Past event
Professor Stefania Paolini (Durham): How to achieve and maintain social cohesion School of Psychology and Neuroscience Friday seminar series
How to achieve and maintain social cohesion when intergroup contact is positive and negative?
Old Library, 21st of March at 1pm, hosted by Dr Nicole Tausch
Abstract:
This research paper presents a program of research on valence asymmetries in interactions between members of opposing social groups, or ‘intergroup contact'. Due to a focus on corrective prejudice reduction, social psychological analyses of intergroup contact have traditionally shied away from investigating negative intergroup contact.
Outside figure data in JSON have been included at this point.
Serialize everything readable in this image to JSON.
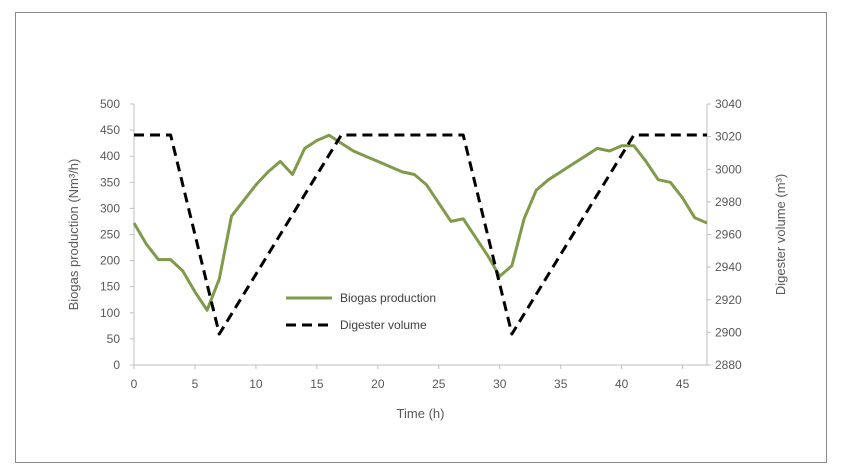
{
  "chart_data": {
    "type": "line",
    "title": "",
    "xlabel": "Time (h)",
    "ylabel_left": "Biogas production (Nm³/h)",
    "ylabel_right": "Digester volume (m³)",
    "xlim": [
      0,
      47
    ],
    "ylim_left": [
      0,
      500
    ],
    "ylim_right": [
      2880,
      3040
    ],
    "x_ticks": [
      0,
      5,
      10,
      15,
      20,
      25,
      30,
      35,
      40,
      45
    ],
    "y_ticks_left": [
      0,
      50,
      100,
      150,
      200,
      250,
      300,
      350,
      400,
      450,
      500
    ],
    "y_ticks_right": [
      2880,
      2900,
      2920,
      2940,
      2960,
      2980,
      3000,
      3020,
      3040
    ],
    "grid": false,
    "legend_position": "center-left",
    "series": [
      {
        "name": "Biogas production",
        "axis": "left",
        "color": "#7f9a4a",
        "style": "solid",
        "x": [
          0,
          1,
          2,
          3,
          4,
          5,
          6,
          7,
          8,
          9,
          10,
          11,
          12,
          13,
          14,
          15,
          16,
          17,
          18,
          19,
          20,
          21,
          22,
          23,
          24,
          25,
          26,
          27,
          28,
          29,
          30,
          31,
          32,
          33,
          34,
          35,
          36,
          37,
          38,
          39,
          40,
          41,
          42,
          43,
          44,
          45,
          46,
          47
        ],
        "values": [
          272,
          232,
          202,
          202,
          180,
          140,
          105,
          165,
          285,
          315,
          345,
          370,
          390,
          365,
          415,
          430,
          440,
          425,
          410,
          400,
          390,
          380,
          370,
          365,
          345,
          310,
          275,
          280,
          245,
          210,
          170,
          190,
          280,
          335,
          355,
          370,
          385,
          400,
          415,
          410,
          420,
          420,
          390,
          355,
          350,
          320,
          282,
          272
        ]
      },
      {
        "name": "Digester volume",
        "axis": "right",
        "color": "#000000",
        "style": "dashed",
        "x": [
          0,
          3,
          7,
          17,
          27,
          31,
          41,
          47
        ],
        "values": [
          3021,
          3021,
          2899,
          3021,
          3021,
          2899,
          3021,
          3021
        ]
      }
    ]
  }
}
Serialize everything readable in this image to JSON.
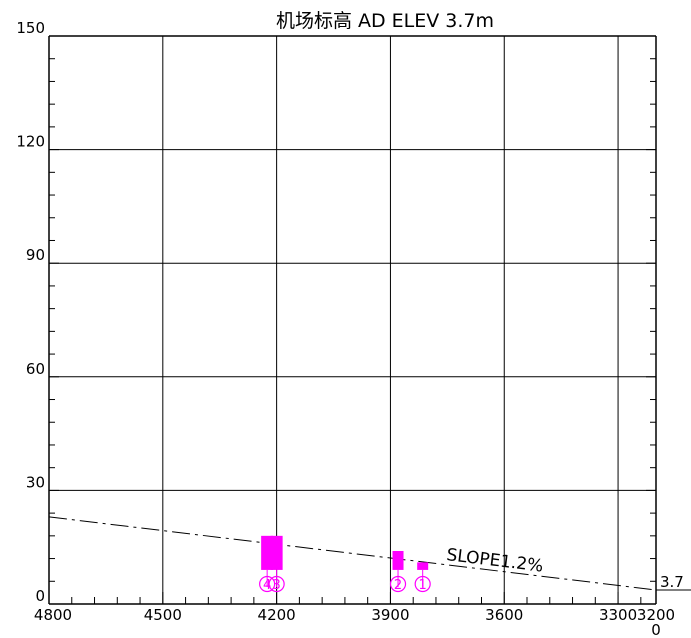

They have failed to compare the impact and prevalence of negative and positive intergroup contact and have provided a simpler and more optimistic report for intergroup contact than brother disciplines and against expansive evidence of negative biases in many areas of psychology. I will present a program of research testing valence asymmetries in intergroup contact and showing that the cumulative evidence currently suggests that negative intergroup contact is a relatively rare occurrence but is likely to impact broader intergroup dynamics more heavily than the more frequent but less influential positive intergroup contact. I will showcase results for key theory-driven moderators, including those emerging from a meta-analysis of intergroup contact research recently accepted on Psychological Bulletin placing a sharp focus on self-selection processes in and out of contact and contact volition. I will conclude with a discussion of the implications of these findings for theory, policy, and social intervention.